The service, which will be managed by the Frederick County Health Department's Behavioral Health Services through an agreement with Sheppard Pratt, will be available from 9 a.m. to 9 p.m. seven days a week for adults and 24 hours a day for children.
The program will expand to full 24-hour services for everyone in June.
The mobile team can be requested by law enforcement to help with calls they respond to or by family or others through the county's 911 center or the 211 crisis hotline, which is maintained by the Mental Health Association of Frederick County.
There's been a huge increase in demand for mental health services during the COVID-19 pandemic, and many people don't know where to turn when their lives get turned upside down, Gardner (D) said.

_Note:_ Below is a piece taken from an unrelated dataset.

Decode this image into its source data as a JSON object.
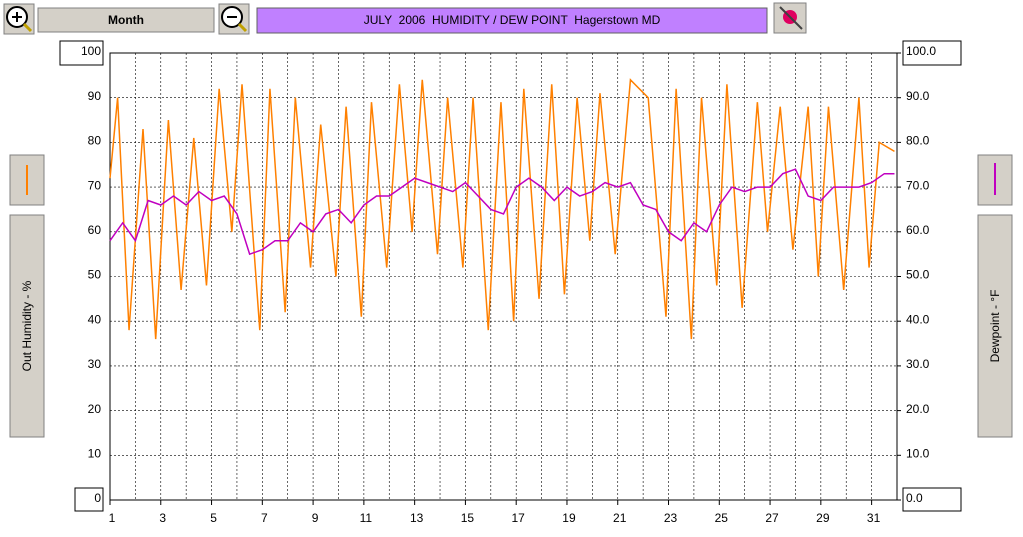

When the team members arrive at a scene, they will evaluate the patient and determine what services they may need, said Scott Rose, chief of rehabilitation and recovery services at Sheppard Pratt.
Counselors will also contact the patient or their family the day after a call to follow up, and they will provide ongoing monitoring to check the effectiveness of services, he said.
Timely access to care and a compassionate response can significantly improve outcomes on situations to which they respond, said Andrea Walker, director of behavioral health services at the Frederick County Health Department.
The new team will help establish a “comprehensive continuum of care,” she said.
Expanding to 24-hour services will be a key step.
“We recognize that crisis doesn't operate on a schedule,” Walker said.
Gardner said she met with Sheriff Chuck Jenkins (R) about the program as well as officials from the Frederick, Brunswick and Thurmont police departments, which will also use the service.
The sheriff's office is committed to working with the new program to improve the response to local crisis situations, Capt. Jeff Eyler, the office's patrol operations commander, said in an email Tuesday.
“Daily, deputies encounter members of our community that are in crisis,” Eyler said. “The expansion of these services will allow our personnel to regularly consult with professionals from Mobile Crisis Services and provide those in crisis with the appropriate resources in a more timely manner.”
In August, Frederick County Council approved a $130,000 transfer from the sheriff's office's budget to help fund the program, as well as $275,000 in January from the county budget as part of a larger transfer.